The agents run in parallel, each reviewing independently. They have exclusive ownership boundaries — the Adversary does not comment on test quality (that is the Tester’s domain), and the Tester does not flag architectural issues (that is the Architect’s domain). This prevents overlap and ensures each finding comes from the agent with the deepest domain expertise.
The key architectural decision: review agents cannot modify files. The Guard agent operates at temperature 0.1 with write: false, edit: false, bash: false. It can read and analyze, but it structurally cannot change a single character. Every finding must be reported as a review comment, routed back through the implementation agent, and processed through the normal quality pipeline. The doer and the judge are separated by tool access restrictions, not behavioral instructions.
Layer 4: Constitution Check
The constitution defines the core principles that all work must align with. The Constitution Check runs at each planning phase (spec, plan, tasks) and verifies that the proposed work does not violate any active principle.
Constitution violations are automatically CRITICAL severity — non-negotiable and non-overridable. If a change conflicts with a constitutional principle, the agent must stop and report the violation rather than proceeding.
This layer is the most expensive (it requires semantic understanding of both the change and the principles) but also the most consequential. A piece of code can pass CI, Gaze, and the Divisor Council while still violating an organizational principle. The Constitution Check catches misalignment between what was built and what the organization intended.
Gatekeeping Value Protection
One category of quality gate requires special protection: the gates themselves. Agents that can modify quality thresholds, coverage requirements, or severity classifications could game the system by weakening the standards rather than meeting them.
Eight categories of values are protected from agent modification:
- Coverage thresholds and CRAP scores
- Severity definitions and auto-fix policies
- Convention pack rule classifications (MUST/SHOULD/MAY)

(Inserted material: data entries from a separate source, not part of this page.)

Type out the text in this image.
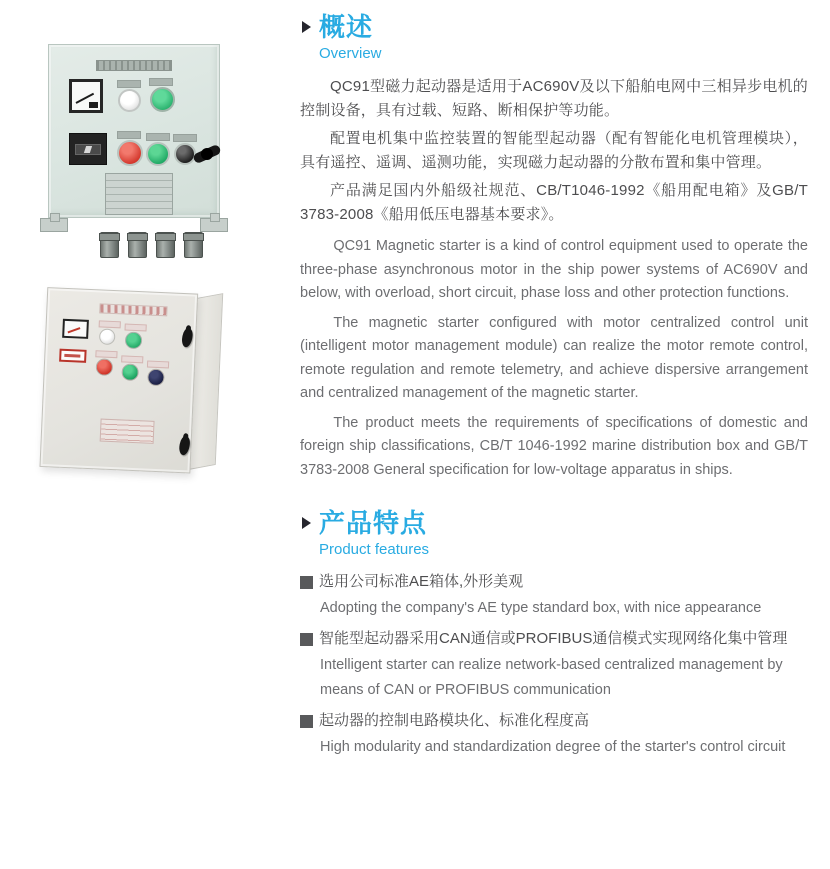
概述
Overview

QC91型磁力起动器是适用于AC690V及以下船舶电网中三相异步电机的控制设备，具有过载、短路、断相保护等功能。

配置电机集中监控装置的智能型起动器（配有智能化电机管理模块），具有遥控、遥调、遥测功能，实现磁力起动器的分散布置和集中管理。

产品满足国内外船级社规范、CB/T1046-1992《船用配电箱》及GB/T 3783-2008《船用低压电器基本要求》。

QC91 Magnetic starter is a kind of control equipment used to operate the three-phase asynchronous motor in the ship power systems of AC690V and below, with overload, short circuit, phase loss and other protection functions.

The magnetic starter configured with motor centralized control unit (intelligent motor management module) can realize the motor remote control, remote regulation and remote telemetry, and achieve dispersive arrangement and centralized management of the magnetic starter.

The product meets the requirements of specifications of domestic and foreign ship classifications, CB/T 1046-1992 marine distribution box and GB/T 3783-2008 General specification for low-voltage apparatus in ships.

产品特点
Product features
选用公司标准AE箱体,外形美观
Adopting the company's AE type standard box, with nice appearance
智能型起动器采用CAN通信或PROFIBUS通信模式实现网络化集中管理
Intelligent starter can realize network-based centralized management by means of CAN or PROFIBUS communication
起动器的控制电路模块化、标准化程度高
High modularity and standardization degree of the starter's control circuit
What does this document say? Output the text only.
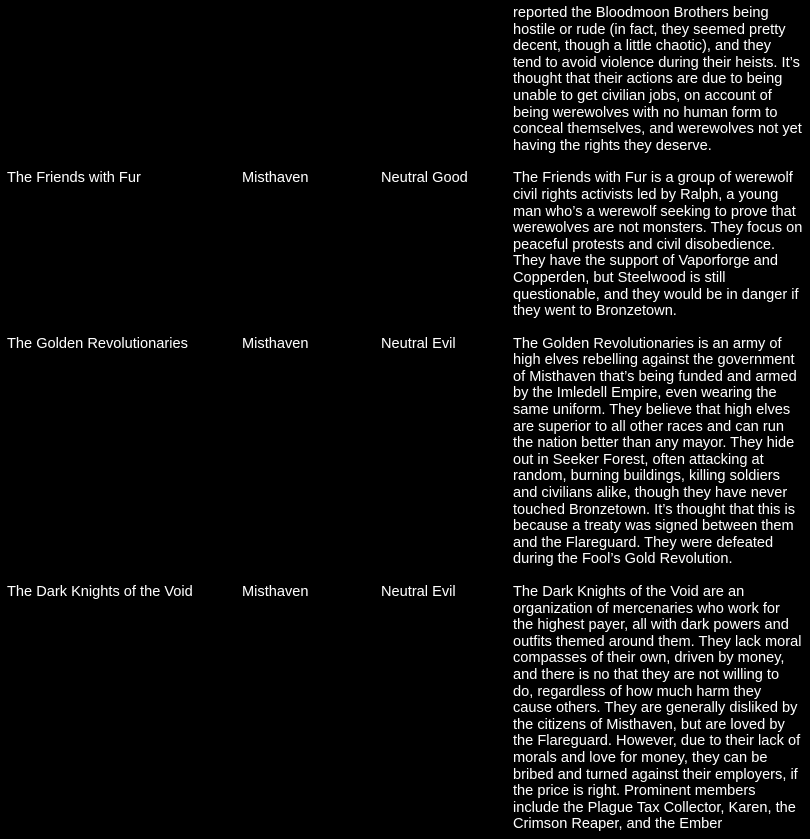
reported the Bloodmoon Brothers being
hostile or rude (in fact, they seemed pretty
decent, though a little chaotic), and they
tend to avoid violence during their heists. It’s
thought that their actions are due to being
unable to get civilian jobs, on account of
being werewolves with no human form to
conceal themselves, and werewolves not yet
having the rights they deserve.
The Friends with Fur	Misthaven	Neutral Good	The Friends with Fur is a group of werewolf
civil rights activists led by Ralph, a young
man who’s a werewolf seeking to prove that
werewolves are not monsters. They focus on
peaceful protests and civil disobedience.
They have the support of Vaporforge and
Copperden, but Steelwood is still
questionable, and they would be in danger if
they went to Bronzetown.
The Golden Revolutionaries	Misthaven	Neutral Evil	The Golden Revolutionaries is an army of
high elves rebelling against the government
of Misthaven that’s being funded and armed
by the Imledell Empire, even wearing the
same uniform. They believe that high elves
are superior to all other races and can run
the nation better than any mayor. They hide
out in Seeker Forest, often attacking at
random, burning buildings, killing soldiers
and civilians alike, though they have never
touched Bronzetown. It’s thought that this is
because a treaty was signed between them
and the Flareguard. They were defeated
during the Fool’s Gold Revolution.
The Dark Knights of the Void	Misthaven	Neutral Evil	The Dark Knights of the Void are an
organization of mercenaries who work for
the highest payer, all with dark powers and
outfits themed around them. They lack moral
compasses of their own, driven by money,
and there is no that they are not willing to
do, regardless of how much harm they
cause others. They are generally disliked by
the citizens of Misthaven, but are loved by
the Flareguard. However, due to their lack of
morals and love for money, they can be
bribed and turned against their employers, if
the price is right. Prominent members
include the Plague Tax Collector, Karen, the
Crimson Reaper, and the Ember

- CI flags and linter configuration
- Agent temperature and tool-access settings
- Constitution MUST rules
- Review iteration limits and worker concurrency
- Workflow gate markers
When an implementation cannot meet a gate, the agent must stop, report which gate is blocking and why, and let the human decide whether to adjust the gate or rework the implementation. Modifying a gate value to make the implementation pass is treated as a CRITICAL violation.
The Three-Iteration Cap
When the Divisor Council finds issues, the implementation agent fixes them and resubmits for review. This cycle repeats up to three times. If the code cannot pass review in three iterations, the problem escalates to human judgment.
The cap prevents two failure modes:
- Infinite loops — the implementation agent and review agent entering a cycle where each fix introduces a new issue
- Diminishing returns — after three rounds of feedback, remaining issues are likely design-level problems that benefit from human perspective rather than additional automated iteration
How the Layers Compose
The four layers are designed to complement each other:
- CI catches what is deterministically wrong (compilation errors, test failures, known vulnerabilities)
- Gaze identifies what is quantifiably risky (high CRAP scores, unobserved side effects)
- The Divisor Council evaluates what requires judgment (design quality, security edge cases, operational concerns)
- The Constitution Check validates what requires organizational alignment (principle adherence, governance compliance)
Each layer answers a different question. CI: “Does it work?” Gaze: “How risky is it?” The Divisor Council: “Is it well-built?” The Constitution Check: “Is it what we intended?”
When Gaze or Dewey are not available, the pipeline degrades gracefully — the remaining layers still provide quality assurance. But the full pipeline, with all four layers operating, provides coverage that no single tool or agent can achieve alone.